Here are a few tips to remember before buying a sump pump:
- Buying a Sump Pump:
If you are tired of water problems that you encounter every year, then you definitely need a sump pump. It is essential to know the different kinds of sump pumps before buying.
If your sump basin has enough space, choose a submersible pump over a pedestal pump. A submersible pump allows the sump pit to be covered with a lid, reducing pump noise and, most importantly, stopping debris from falling into the pit. An airtight lid also helps preventing moist air entering your home and basement.
Do not buy a pump made of plastic, rather buy a pump with a cast iron core. Cast iron increases the life of the pump and helps to dissipate heat to the surrounding water. The pump should have a no-screen intake design coupled with an impeller that can handle solids upto ½ inches in diameter to minimize the chance of clogs. The switch should be mechanical and not a pressure switch. The float should be solid so it can’t become water clogged.
- Common Sump Pump Problems:
If you are planning to buy a sump pump, make sure that you buy a good (read: expensive) one. Because at any given time, any situation can occur making your main pump inoperable:
- Power may go out
- Too much water for the main sump pump to handle
- Float switch can fail or get stuck
- Main pump can become clogged or can clutch up
- Discharge pipe may freeze or become clogged
When any of such situations occur, they might result to a flooded basement. Therefore, using a backup sump pump can help you keep your basement dry.
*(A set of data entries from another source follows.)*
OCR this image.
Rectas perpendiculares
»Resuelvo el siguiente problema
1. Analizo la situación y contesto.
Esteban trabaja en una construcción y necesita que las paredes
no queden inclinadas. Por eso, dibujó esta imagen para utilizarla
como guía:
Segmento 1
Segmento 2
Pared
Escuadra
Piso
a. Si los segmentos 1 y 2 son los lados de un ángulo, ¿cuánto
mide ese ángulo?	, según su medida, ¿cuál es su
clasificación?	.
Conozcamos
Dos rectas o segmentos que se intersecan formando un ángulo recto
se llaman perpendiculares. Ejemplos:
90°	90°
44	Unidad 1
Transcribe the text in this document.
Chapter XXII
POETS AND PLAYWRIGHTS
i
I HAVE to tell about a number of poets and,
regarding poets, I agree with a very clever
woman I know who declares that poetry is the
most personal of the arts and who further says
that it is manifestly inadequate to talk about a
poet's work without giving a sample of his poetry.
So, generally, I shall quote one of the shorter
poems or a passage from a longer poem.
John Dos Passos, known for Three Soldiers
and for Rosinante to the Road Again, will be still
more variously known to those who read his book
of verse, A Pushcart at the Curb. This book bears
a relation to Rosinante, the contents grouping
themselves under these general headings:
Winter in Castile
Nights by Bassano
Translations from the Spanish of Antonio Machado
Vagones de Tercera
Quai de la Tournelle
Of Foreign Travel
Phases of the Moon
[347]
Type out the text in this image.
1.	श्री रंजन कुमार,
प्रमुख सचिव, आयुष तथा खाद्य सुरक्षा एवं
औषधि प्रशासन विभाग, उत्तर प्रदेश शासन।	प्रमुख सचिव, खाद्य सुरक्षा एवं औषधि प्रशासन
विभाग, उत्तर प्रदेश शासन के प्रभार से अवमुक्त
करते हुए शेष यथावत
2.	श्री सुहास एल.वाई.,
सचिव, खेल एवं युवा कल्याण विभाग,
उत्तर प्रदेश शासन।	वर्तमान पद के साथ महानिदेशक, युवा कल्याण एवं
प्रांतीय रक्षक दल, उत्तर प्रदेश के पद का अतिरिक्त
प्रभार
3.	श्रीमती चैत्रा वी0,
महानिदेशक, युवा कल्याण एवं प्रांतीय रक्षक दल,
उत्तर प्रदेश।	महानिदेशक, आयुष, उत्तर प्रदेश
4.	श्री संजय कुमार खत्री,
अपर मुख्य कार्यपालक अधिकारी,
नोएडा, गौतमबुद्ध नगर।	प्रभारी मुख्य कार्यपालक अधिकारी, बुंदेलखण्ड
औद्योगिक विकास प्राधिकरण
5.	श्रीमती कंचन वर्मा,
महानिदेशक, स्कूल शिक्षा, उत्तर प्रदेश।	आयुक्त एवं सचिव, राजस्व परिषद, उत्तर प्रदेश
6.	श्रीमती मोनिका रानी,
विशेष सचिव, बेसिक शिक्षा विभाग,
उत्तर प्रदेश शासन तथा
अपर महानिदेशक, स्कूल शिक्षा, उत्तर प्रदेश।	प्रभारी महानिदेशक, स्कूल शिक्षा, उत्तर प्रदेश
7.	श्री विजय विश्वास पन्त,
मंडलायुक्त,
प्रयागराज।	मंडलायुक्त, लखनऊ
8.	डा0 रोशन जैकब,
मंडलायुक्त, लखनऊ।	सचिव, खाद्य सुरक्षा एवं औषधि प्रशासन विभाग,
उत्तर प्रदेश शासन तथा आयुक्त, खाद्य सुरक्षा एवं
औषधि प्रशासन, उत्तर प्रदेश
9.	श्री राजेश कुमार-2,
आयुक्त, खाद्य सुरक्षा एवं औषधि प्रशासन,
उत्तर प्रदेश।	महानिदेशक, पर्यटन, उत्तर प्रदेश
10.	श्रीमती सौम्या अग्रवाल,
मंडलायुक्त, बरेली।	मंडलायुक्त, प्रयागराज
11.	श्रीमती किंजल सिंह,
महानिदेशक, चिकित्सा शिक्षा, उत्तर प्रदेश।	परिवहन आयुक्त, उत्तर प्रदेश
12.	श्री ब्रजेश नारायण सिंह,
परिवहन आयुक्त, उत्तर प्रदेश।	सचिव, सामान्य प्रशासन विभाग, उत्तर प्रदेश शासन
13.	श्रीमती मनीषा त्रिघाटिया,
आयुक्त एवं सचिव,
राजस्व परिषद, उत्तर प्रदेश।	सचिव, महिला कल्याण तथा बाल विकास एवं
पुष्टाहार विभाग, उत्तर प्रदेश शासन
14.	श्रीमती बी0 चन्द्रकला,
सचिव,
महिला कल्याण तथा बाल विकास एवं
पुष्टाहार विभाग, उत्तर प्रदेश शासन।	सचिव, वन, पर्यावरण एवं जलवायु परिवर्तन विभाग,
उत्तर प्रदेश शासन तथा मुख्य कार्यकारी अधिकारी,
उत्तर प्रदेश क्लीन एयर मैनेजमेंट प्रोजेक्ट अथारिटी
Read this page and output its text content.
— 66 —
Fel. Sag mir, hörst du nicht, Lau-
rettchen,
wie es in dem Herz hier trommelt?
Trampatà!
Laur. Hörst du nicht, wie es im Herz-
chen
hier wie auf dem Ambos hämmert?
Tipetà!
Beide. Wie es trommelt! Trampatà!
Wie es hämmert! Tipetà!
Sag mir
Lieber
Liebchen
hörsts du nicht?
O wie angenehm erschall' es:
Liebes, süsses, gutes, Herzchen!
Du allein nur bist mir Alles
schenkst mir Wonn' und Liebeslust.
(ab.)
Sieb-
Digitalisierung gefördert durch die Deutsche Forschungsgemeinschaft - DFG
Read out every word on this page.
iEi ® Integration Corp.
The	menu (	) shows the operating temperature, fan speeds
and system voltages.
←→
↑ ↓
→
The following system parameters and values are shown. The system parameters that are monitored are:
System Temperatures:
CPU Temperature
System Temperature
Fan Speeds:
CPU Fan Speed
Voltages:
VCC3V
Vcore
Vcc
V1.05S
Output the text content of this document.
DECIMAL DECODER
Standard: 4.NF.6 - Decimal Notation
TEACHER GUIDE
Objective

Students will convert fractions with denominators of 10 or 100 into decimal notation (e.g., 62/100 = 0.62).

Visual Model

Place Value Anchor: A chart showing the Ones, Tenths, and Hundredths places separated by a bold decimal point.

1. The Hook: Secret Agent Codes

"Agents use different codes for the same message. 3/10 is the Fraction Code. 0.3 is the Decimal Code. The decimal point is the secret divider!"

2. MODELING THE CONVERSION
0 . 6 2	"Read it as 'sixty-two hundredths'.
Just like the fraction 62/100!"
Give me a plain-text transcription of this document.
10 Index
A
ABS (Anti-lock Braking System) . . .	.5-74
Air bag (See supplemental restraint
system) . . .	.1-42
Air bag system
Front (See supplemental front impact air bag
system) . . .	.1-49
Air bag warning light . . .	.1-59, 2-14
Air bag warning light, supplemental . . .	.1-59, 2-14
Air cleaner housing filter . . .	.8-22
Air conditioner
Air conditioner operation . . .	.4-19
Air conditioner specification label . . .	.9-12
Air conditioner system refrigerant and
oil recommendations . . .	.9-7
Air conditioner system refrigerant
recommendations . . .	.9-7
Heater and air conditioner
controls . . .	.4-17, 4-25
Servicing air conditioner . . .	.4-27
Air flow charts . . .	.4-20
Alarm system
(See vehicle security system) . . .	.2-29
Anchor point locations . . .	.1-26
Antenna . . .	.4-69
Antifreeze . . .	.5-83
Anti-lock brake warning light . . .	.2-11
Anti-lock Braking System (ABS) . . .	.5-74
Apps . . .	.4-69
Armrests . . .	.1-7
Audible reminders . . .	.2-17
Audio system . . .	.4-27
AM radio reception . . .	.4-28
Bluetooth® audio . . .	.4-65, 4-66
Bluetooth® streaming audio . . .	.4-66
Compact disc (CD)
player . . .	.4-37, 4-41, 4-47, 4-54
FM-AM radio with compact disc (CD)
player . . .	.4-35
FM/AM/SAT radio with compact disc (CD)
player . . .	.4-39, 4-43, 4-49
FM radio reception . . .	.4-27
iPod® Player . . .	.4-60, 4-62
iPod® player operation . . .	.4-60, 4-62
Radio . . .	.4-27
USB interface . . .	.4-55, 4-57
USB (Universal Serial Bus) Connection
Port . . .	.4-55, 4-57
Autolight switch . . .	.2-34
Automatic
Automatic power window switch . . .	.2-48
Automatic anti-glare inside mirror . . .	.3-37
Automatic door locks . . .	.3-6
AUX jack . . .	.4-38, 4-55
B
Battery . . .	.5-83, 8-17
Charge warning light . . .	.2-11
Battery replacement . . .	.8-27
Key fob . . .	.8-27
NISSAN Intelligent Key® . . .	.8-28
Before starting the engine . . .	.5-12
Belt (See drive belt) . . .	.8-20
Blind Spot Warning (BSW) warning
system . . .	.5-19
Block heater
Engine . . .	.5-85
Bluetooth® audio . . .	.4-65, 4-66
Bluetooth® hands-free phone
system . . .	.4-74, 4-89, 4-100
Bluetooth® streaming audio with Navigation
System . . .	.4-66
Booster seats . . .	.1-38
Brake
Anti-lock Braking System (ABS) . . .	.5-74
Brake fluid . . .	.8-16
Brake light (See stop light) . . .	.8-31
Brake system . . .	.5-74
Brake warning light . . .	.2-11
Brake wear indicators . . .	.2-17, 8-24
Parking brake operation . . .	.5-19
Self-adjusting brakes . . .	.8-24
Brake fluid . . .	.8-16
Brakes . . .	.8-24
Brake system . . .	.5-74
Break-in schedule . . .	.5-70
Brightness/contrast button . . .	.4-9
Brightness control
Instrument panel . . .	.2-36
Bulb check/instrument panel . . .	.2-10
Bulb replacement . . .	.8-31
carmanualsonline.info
- Secondary and Backup Sump Pumps:
Install a backup sump pump in your sump pit so that you are protected during a power cut in times of excessive rain, or if your main pump fails. A backup pump is a system used to protect your basement from flooding when the main sump pump stops operating. There are several types of backup systems including battery powered and water powered. The battery powered pump can continue pumping for up to two days, depending upon the demand and battery life. If your main pump fails or is overpowered with the flow of water, the backup pump automatically takes charge.
Consequently, it is wise to have a good sump pump and a backup pump along with it, if you live in an area that experiences heavy rainfall or if the positioning of your house is uneven.